Entonces dijo Dios: Hagamos al hombre a Nuestra
imagen, conforme a Nuestra semejanza…
Génesis 1:26ª
La maravillosa creación de Dios concluye con Su toque personal, el
hombre, poniendo en él Su aliento de vida (Génesis 2:7). Lo formó a Su
imagen y semejanza, lo cual no se refiere a una parte física; la Biblia nos
dice en Juan 4:24 que Dios es Espíritu. Los humanos recibimos el inmenso
regalo de ser como Él a través de nuestra alma y a través de nuestro espíritu;
a través de lo que pensamos y a través de lo que sentimos, a través de nuestras
emociones.
Todo era bueno en gran manera (Génesis 1:31), armonioso en la
idea original hecha con amor por nuestro Creador. Sin embargo, al ser dotados
de emociones, voluntad y pensamientos propios, dimos lugar al pecado,
dejándonos llevar por el engaño del enemigo, contaminándonos y destinándonos al
sufrimiento, a la enfermedad, a la muerte. Es así que, nuestra voluntad se
inclina a desobedecer, nuestra mente a confundirse y nuestro corazón, a tratar
de gobernar.
Más engañoso que todo es el corazón, y sin remedio;
¿Quién lo comprenderá?
Yo, El Señor, escudriño el corazón, pruebo los pensamientos,
Para dar a cada uno según sus caminos, según el fruto
de sus obras.
Jeremías 17:9-10
Ciertamente somos hechos a Su imagen y a Su semejanza, ciertamente
llevamos Su sentir. Nuestro problema es que, en nuestra humanidad, esto se
acompaña de pecado, haciendo así bastante peligroso el riesgo de dejarnos
llevar por lo que nuestro corazón dicta, lo que muchas veces es el consejo que
el mundo nos da.
Nuestras emociones responden de manera sentimental, mental y física a
los distintos estímulos de nuestro entorno. No es posible evitar la alegría de
una sorpresa agradable, la tristeza de una pérdida importante, el temor ante
alguna amenaza o el enojo que provoca una falta de respeto; Dios lo sabe
perfectamente, somos hechura Suya, Su amor y misericordia validan nuestro
sentir. El conflicto se genera en la respuesta del corazón, que funciona muchas
veces como el centro de mando de nuestras vidas.
Los centros de mando son diseñados para disponer de equipos que ayudan a
controlar distintas situaciones simultáneamente, identificando amenazas,
ubicando los recursos y gestionándolos de la mejor forma posible. Si tomamos en
cuenta esta idea, comparándola con nuestro corazón, podemos entender que vale
la pena regular la parte emocional de nuestras vidas. El punto es, ¿cómo?

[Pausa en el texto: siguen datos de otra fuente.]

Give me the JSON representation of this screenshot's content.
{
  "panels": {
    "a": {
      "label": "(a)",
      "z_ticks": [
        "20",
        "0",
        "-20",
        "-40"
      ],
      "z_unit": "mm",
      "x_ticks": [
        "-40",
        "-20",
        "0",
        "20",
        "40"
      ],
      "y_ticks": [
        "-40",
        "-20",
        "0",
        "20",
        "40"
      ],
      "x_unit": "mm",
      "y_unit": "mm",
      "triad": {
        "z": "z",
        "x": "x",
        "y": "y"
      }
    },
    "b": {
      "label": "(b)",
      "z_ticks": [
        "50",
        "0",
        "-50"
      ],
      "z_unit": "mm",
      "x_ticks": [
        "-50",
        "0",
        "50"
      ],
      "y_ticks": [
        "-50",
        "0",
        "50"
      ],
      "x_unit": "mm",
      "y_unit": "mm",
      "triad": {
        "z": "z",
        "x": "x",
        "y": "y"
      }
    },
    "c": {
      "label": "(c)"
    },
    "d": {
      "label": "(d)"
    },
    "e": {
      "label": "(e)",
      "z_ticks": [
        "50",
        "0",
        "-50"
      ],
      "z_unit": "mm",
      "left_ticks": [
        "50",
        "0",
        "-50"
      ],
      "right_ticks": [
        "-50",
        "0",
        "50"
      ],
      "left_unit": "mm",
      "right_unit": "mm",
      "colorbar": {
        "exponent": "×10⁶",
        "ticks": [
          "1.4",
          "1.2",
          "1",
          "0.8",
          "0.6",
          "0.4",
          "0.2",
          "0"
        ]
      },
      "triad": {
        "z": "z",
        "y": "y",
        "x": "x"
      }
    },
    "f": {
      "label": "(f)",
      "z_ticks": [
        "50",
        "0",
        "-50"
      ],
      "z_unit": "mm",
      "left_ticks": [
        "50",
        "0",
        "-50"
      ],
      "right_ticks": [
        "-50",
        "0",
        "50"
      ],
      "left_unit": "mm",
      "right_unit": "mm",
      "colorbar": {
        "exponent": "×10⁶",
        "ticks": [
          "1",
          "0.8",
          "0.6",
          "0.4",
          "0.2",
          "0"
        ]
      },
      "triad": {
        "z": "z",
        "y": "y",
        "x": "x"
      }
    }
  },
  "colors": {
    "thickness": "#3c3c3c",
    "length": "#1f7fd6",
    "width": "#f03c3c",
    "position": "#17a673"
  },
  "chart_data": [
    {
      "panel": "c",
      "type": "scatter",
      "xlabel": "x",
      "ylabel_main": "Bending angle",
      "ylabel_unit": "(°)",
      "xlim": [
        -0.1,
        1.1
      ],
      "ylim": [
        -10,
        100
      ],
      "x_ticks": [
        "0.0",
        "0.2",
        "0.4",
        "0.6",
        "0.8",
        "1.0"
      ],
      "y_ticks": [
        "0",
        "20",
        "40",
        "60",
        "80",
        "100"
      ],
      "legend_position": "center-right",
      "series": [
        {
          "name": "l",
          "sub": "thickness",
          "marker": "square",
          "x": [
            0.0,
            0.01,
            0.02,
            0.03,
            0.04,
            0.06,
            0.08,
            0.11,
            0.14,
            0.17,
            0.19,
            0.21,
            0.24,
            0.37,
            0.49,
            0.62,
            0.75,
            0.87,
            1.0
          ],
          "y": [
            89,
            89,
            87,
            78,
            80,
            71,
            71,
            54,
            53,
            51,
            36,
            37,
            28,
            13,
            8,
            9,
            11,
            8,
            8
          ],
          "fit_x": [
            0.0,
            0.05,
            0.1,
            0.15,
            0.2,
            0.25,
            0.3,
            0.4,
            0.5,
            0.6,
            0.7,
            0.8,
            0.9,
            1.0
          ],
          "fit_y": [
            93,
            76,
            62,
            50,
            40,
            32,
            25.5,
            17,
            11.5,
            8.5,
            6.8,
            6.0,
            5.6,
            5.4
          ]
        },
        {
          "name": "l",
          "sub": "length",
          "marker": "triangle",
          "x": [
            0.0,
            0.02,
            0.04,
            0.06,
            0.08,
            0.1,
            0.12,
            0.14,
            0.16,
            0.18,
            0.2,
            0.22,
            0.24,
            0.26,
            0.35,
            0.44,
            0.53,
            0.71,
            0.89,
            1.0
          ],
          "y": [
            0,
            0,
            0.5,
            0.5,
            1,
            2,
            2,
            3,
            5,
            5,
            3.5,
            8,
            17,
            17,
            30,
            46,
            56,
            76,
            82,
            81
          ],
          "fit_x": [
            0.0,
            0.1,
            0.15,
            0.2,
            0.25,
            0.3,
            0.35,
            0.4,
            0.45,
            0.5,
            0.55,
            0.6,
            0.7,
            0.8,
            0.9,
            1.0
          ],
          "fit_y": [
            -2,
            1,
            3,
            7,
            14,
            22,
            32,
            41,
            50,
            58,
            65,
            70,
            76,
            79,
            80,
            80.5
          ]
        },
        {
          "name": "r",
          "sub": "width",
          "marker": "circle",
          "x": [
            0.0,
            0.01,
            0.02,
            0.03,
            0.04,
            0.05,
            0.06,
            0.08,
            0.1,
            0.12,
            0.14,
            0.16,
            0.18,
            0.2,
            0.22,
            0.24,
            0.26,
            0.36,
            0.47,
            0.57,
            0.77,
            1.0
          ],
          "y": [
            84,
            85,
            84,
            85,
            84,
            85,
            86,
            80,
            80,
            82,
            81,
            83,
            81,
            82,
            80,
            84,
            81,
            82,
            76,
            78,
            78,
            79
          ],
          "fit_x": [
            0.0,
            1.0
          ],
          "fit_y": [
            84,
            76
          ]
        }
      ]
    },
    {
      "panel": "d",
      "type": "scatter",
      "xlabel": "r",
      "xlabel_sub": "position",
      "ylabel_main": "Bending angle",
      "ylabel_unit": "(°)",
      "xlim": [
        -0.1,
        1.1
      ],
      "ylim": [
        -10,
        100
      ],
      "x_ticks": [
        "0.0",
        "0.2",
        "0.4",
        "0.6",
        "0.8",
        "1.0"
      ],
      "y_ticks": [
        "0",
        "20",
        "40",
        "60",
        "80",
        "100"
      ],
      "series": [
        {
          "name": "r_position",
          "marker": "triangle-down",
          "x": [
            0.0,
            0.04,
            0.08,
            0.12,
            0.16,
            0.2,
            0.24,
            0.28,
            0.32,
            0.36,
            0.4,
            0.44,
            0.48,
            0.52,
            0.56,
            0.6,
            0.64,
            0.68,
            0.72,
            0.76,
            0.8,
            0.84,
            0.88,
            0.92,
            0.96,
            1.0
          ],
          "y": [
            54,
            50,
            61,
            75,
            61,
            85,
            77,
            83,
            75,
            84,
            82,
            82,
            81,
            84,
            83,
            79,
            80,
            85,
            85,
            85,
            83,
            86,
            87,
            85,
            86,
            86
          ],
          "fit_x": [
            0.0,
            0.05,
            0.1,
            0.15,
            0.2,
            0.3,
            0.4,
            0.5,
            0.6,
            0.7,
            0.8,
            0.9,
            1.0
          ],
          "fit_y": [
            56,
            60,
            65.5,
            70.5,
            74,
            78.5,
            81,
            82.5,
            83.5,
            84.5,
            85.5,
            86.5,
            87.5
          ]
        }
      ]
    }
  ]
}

Siendo seres emocionales, debemos reconocer el efecto de nuestras
reacciones, su grado de intensidad, las respuestas que generan en nuestras
conductas, en nuestras palabras, en nuestros pensamientos. Hacerlas conscientes
es un buen comienzo, una forma de volvernos responsables y cuidadosos al
respecto.
Nuestro Señor Jesús, el Sumo Sacerdote que se compadece de nuestras
debilidades, experimentó en Sí mismo el peso de una emoción a través de la aflicción,
Mateo 26:38 nos deja ver la intensidad de la tristeza de Su alma, en la
terrible espera del momento amargo que le esperaba en la cruz, a causa nuestra.
Lucas describe en el capítulo 22 algunos detalles de la agonía de aquel momento
y la fortaleza recibida en el pesar profundo de nuestro Salvador.
Hoy, en cada emoción difícil de sobrellevar, es Su gracia la que nos
sostiene, Su amor el que nos sustenta, Su poder el que nos levanta y Su paz la
que abraza nuestro ser. En nuestra fragilidad, entendemos que no podemos
hacerlo en nuestras propias fuerzas, requerimos indudablemente de la ayuda de
Su precioso Espíritu Santo, Él nos permitirá responder a ellas cuando le
permitimos ser nuestro centro de mando.
Porque no nos ha dado Dios espíritu de cobardía, sino
de poder, de amor y de dominio propio.